- From: Sylvain Galineau <galineau@adobe.com>
- Date: Tue, 23 Sep 2014 22:44:02 +0000
- To: Tab Atkins Jr. <jackalmage@gmail.com>
- CC: "<www-style@w3.org>" <www-style@w3.org>
On Sep 23, 2014, at 3:39 PM, Tab Atkins Jr. <jackalmage@gmail.com> wrote: > On Tue, Sep 23, 2014 at 3:33 PM, Sylvain Galineau <galineau@adobe.com> wrote: >> On Sep 9, 2014, at 9:04 AM, Tab Atkins Jr. <jackalmage@gmail.com> wrote: >>> Event-handling needs to be dealt with here; we propose that start and >>> end events are fired once, and are guaranteed to fire, even if an >>> adjustment caused the actual start/end time to never be instantiated. >> >> I do not understand what the 'even if' clause means. Specifically, how we guarantee events to be fired even of the actual property values prevent them from ever being fired.

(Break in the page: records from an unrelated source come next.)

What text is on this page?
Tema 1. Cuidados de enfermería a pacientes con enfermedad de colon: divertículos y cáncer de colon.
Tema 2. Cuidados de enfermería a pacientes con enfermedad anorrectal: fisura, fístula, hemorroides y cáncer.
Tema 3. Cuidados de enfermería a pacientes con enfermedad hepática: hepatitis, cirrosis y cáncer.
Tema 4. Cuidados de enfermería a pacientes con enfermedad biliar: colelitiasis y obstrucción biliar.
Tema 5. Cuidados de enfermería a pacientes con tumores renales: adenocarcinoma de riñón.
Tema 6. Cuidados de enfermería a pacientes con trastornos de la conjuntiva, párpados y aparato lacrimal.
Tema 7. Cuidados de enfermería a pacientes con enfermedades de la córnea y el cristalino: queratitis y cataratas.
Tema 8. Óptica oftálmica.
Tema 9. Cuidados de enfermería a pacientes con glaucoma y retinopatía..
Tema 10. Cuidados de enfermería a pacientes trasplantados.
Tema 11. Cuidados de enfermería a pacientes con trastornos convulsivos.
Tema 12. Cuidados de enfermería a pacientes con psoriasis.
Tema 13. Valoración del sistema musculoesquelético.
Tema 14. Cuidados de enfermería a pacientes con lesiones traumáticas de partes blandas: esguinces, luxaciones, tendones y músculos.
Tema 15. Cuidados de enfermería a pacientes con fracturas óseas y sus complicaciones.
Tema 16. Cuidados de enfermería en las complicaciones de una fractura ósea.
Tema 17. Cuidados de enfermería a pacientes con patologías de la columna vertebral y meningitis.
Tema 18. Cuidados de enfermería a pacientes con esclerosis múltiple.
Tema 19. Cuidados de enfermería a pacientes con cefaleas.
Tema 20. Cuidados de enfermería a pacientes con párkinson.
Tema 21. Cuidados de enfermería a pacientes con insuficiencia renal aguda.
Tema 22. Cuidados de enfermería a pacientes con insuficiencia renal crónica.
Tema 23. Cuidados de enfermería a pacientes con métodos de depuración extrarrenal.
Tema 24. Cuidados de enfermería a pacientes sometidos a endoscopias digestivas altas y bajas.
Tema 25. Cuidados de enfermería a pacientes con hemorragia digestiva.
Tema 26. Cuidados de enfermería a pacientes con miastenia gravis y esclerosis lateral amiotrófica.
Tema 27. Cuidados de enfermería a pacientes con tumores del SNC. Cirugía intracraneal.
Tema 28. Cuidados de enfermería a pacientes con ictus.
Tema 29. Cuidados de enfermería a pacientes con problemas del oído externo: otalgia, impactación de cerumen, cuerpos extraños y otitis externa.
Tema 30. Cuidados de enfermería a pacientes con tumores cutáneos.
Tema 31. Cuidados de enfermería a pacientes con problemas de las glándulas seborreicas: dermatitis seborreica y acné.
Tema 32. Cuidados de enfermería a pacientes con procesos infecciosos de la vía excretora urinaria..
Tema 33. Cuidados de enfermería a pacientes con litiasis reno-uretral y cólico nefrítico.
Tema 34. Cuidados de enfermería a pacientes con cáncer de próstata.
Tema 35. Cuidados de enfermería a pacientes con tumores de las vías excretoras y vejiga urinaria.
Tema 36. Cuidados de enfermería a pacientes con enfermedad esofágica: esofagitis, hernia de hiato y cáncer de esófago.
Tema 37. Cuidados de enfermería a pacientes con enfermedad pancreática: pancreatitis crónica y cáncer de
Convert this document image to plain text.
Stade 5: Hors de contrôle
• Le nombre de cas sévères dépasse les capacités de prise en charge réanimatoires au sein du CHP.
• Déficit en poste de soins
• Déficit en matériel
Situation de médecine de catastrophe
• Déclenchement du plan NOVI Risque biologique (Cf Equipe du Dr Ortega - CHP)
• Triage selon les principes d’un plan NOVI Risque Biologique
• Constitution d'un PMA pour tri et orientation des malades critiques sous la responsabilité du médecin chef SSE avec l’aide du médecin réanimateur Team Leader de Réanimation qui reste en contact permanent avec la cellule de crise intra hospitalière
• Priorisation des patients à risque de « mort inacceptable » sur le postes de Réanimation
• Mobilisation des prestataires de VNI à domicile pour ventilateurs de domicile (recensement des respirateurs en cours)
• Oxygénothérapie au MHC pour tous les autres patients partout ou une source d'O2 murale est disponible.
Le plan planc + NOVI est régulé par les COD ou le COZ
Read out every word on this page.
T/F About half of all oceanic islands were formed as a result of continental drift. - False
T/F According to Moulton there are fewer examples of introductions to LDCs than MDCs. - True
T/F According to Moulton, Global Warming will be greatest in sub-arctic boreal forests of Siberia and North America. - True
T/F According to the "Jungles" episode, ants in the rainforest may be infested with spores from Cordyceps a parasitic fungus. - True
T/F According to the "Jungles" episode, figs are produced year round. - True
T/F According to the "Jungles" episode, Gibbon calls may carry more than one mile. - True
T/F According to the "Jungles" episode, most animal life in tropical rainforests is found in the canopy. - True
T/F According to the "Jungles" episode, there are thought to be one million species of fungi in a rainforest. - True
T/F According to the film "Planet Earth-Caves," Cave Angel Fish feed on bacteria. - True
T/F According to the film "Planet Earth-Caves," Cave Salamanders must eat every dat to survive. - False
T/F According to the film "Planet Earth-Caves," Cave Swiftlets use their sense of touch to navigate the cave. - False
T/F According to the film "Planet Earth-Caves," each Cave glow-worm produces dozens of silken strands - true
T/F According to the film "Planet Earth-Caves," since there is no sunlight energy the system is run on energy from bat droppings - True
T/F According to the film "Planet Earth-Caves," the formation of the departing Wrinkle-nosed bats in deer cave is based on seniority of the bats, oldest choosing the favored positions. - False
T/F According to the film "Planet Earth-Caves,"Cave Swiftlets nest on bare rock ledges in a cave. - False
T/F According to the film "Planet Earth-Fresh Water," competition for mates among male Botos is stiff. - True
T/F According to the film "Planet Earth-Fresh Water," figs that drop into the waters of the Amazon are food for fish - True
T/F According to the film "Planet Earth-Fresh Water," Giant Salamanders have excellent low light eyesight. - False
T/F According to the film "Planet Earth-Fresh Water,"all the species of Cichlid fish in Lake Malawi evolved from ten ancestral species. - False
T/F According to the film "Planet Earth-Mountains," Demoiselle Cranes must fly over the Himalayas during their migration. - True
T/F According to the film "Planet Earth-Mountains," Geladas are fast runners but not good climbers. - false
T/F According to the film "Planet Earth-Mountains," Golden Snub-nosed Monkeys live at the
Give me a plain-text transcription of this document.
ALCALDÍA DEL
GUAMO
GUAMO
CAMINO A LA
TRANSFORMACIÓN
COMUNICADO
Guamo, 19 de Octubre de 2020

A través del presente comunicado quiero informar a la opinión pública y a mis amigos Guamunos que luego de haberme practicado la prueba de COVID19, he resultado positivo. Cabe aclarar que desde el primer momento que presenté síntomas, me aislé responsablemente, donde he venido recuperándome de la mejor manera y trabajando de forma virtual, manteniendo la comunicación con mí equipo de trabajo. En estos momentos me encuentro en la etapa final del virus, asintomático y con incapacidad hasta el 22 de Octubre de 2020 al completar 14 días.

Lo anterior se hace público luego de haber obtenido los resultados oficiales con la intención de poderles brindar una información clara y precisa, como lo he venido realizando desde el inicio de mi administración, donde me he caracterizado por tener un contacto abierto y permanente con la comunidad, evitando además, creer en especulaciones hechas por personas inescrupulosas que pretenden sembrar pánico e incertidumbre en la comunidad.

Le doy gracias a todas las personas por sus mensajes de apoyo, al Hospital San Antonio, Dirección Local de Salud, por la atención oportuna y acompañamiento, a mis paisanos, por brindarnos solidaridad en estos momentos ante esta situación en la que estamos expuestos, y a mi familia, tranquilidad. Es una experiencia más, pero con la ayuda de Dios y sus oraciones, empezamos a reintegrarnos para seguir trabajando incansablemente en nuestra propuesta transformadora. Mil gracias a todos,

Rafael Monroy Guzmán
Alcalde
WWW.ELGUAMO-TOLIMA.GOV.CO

Examples of what you had in mind may help. > > Hmm, didn't realize that was unclear. > > We discussed during the f2f the difference between events happening > "when they're played through" vs just when the logical constraints of > the problem would dictate they'd occurred. The iteration events are > the former - we only fire them as we "play through" an iteration > boundary, so you don't have to fire infinite events for the > "duration:0; iterations:infinite;" case, and so if you skip forward a > ton in an animation you don't have to fire all the intervening events. > Start/end are the latter; if the animation is currently at a progress > point past the start, then the start event must fire if it hasn't > already, even if we never "played through" the actual start (because > it had a negative delay, for example); same for end, if you adjust the > time to suddenly be past the end. > Check, that makes sense. Let's just say you were terse enough I couldn't connect it with this thread of the conversation. Thanks.